I Killed the AoC Architecture Resilience Project on Day 4 (And Why It Was Good Governance)

By Andy Carlberg | Published on 12/8/2025

I set out to prove a point: that architectural discipline - like Test-Driven Development (TDD), Make It Work, Make It Right, Make It Fast iteration, and overall smart governance - is the best way to manage a software project. For the first four days of Advent of Code, we absolutely nailed it.

The premise was an experiment in resilience, stress-testing our governance against the pressure cooker of daily puzzles. The goal wasn’t just to solve the puzzle; it was to prove the strategy.

As of Day 4, the experiment is formally concluded. I don’t see this as a failure of discipline. Instead, I see this as a pragmatic strategic decision. Here is the rationale for the pivot, and the core lessons we successfully locked in.


The Rationale for the Pivot

Prioritization is the Ultimate Resilience Strategy

The most resilient system has a strong firewall between ‘fun side project’ and ‘real-life priorities.’ While AoC was a great proving ground, real-world events like family holiday commitments and end-of-year business demands took precedence. It’s hard to justify fun but ultimately low-value coding challenges over attending holiday parties with my kids.

Besides, the overall point was made. In any enterprise context, the moment you choose to allocate precious resources (like my time) to a non-critical experiment after its key learning objectives are met, you’ve committed a failure in strategic governance. Stopping is the most strategically sound choice I could make right now. If we have already learned and demonstrated what we can, continuing would just be a waste of time we could better apply elsewhere.

The Return on Strategy Taps Out

As the challenges progressed past Day 4, the nature of the solution shifted dramatically. It went from requiring solid system stability and change management (where TDD shines) to purely algorithmic identification (where your brain is the most important tool).

The problems became less about how to build a resilient system and more about recognizing a specific graph theory challenge. When that happens, the overhead of maintaining enterprise-grade TDD starts generating friction rather than mitigating it. I found the strategic overhead was actively impeding the velocity of discovery - it proved its own limits in this specific domain.


The Core Learnings Locked In

Despite the early pivot, the experiment successfully validated several core principles. We got the data we came for:

  1. TDD as Governance, Always: Our practice confirmed that TDD’s primary value is not driving the initial algorithm, but serving as a robust governance mechanism for change.

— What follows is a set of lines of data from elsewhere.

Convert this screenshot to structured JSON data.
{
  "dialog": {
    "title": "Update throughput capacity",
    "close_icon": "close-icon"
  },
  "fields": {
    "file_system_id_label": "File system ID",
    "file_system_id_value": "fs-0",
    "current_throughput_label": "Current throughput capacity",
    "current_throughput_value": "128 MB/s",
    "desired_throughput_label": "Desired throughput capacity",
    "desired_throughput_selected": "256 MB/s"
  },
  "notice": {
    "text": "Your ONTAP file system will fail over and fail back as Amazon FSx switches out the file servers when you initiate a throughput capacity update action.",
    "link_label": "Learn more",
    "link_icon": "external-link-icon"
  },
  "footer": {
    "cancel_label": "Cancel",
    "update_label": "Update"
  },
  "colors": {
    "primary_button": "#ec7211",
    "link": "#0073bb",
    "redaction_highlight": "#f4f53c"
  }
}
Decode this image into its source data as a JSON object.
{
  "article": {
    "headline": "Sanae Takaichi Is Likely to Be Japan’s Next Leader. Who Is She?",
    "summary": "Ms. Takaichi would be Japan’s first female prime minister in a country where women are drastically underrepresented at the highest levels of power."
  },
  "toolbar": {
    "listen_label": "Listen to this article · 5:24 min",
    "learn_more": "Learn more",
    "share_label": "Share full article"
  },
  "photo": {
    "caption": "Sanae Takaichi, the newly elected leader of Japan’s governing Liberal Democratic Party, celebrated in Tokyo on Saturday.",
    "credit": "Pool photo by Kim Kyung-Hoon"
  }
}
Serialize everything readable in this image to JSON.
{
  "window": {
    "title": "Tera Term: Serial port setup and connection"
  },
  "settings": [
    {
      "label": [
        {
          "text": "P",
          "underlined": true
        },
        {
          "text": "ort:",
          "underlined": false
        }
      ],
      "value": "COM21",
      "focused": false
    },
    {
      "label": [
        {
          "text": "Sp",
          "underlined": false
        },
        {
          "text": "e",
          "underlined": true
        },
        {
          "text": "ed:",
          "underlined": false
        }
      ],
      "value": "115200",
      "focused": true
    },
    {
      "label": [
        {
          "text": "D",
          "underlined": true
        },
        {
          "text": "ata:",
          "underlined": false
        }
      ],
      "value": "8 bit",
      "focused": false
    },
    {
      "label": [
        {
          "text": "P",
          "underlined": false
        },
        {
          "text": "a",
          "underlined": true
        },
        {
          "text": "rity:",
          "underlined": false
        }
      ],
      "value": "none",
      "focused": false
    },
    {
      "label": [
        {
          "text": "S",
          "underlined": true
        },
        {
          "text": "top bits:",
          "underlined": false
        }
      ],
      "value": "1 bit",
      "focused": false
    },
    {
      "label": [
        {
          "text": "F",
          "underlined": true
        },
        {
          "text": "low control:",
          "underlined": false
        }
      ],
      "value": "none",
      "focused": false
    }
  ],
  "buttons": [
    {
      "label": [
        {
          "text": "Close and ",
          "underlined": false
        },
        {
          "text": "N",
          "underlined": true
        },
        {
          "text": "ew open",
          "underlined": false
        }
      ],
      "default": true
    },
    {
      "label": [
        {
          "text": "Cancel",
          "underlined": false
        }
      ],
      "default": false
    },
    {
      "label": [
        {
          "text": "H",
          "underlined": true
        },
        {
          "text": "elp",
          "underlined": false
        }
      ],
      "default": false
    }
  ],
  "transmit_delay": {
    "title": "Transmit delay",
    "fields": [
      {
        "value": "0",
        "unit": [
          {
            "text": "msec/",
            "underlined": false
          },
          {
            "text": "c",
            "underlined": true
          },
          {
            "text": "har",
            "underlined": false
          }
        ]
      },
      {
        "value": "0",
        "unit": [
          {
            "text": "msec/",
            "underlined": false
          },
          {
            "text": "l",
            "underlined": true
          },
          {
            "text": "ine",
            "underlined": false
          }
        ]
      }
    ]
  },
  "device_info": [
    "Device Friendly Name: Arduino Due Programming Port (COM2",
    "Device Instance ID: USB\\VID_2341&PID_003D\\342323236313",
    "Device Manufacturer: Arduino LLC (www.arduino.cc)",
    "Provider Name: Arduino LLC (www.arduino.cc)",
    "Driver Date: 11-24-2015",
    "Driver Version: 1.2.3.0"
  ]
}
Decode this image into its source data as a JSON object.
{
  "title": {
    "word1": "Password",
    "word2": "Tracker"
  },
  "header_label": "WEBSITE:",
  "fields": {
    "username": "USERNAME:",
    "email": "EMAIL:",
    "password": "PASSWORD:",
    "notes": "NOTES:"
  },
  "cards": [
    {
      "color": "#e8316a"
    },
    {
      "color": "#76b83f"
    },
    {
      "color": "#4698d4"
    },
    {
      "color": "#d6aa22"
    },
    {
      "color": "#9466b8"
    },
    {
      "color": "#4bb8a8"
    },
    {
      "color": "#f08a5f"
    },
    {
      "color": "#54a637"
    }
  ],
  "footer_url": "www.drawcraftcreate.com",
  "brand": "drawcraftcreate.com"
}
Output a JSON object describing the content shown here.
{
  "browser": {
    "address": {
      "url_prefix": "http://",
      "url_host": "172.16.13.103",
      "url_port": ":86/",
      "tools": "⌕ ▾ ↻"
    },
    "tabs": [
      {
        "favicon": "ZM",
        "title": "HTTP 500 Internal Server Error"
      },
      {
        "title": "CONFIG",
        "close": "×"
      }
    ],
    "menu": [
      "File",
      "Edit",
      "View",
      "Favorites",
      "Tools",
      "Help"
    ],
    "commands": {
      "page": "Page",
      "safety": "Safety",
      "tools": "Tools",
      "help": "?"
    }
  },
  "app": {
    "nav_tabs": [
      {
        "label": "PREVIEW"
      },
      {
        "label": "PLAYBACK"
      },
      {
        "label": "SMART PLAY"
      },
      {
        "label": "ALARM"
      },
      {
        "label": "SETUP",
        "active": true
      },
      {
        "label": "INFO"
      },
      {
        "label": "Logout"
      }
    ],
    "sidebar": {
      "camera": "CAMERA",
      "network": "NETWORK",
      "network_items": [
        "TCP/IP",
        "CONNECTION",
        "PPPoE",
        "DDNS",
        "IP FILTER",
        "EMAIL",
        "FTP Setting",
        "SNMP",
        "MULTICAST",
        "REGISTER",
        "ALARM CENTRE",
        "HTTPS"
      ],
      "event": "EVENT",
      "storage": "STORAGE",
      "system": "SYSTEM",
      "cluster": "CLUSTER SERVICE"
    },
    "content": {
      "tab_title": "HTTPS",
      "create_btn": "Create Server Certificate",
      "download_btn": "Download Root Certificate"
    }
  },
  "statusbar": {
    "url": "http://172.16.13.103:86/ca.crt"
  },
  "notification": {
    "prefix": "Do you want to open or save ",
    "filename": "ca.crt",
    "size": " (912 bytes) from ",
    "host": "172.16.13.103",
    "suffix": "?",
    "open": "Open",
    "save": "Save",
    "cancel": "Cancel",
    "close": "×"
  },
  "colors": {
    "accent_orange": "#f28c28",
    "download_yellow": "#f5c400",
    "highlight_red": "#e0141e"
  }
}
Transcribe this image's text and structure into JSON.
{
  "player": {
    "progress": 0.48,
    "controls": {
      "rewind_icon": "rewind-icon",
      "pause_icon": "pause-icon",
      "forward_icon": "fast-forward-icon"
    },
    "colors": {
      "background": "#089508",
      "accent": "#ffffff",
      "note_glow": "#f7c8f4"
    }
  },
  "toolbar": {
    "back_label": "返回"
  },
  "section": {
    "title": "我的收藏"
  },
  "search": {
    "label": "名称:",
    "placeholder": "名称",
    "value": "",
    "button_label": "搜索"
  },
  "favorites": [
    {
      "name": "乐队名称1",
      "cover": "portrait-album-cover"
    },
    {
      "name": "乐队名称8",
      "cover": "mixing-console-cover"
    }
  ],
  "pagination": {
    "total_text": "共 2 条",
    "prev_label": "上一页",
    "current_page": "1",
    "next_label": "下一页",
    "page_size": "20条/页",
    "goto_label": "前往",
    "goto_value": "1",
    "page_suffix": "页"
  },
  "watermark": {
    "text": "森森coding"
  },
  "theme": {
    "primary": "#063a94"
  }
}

  2. The first pass (“Make It Work”) usually solved the challenge, and the rigorous “Make It Right” step consistently identified and squashed subtle bugs in either the code or the test logic - demonstrating its power in mitigating technical debt before it even felt real.

  3. The Predictable Success of the Iterative Loop: The Make It Work, Make It Right, Make It Fast process worked exactly as designed. The results were visible and reliable. We proved the strategy’s validity against early-stage complexity. Continuing would have only reiterated the success for the same reasons. We proved the hypothesis, case closed.

An Unintentional Study: The LLM in the Engine Room

The series unexpectedly became a useful test for integrating AI into my workflow. I used Gemini, a general-purpose LLM, which was excellent for boilerplate generation and structural code, but required significant guidance and human verification to ensure the actual logic was correct.

This finding is critical: Governance and validation remain human, architectural responsibilities. The AI is a powerful assistant, but the architect is still the only one with the strategic map.


Conclusion: The Ultimate Resilient Architecture

The experiment proved the strength of enterprise discipline against initial complexity. The pivot proved the strength of strategic prioritization against real-world constraints.

The resilient strategist is the one who chooses the right tool for the job. And the ultimate resilient architecture? Knowing exactly when to clock out.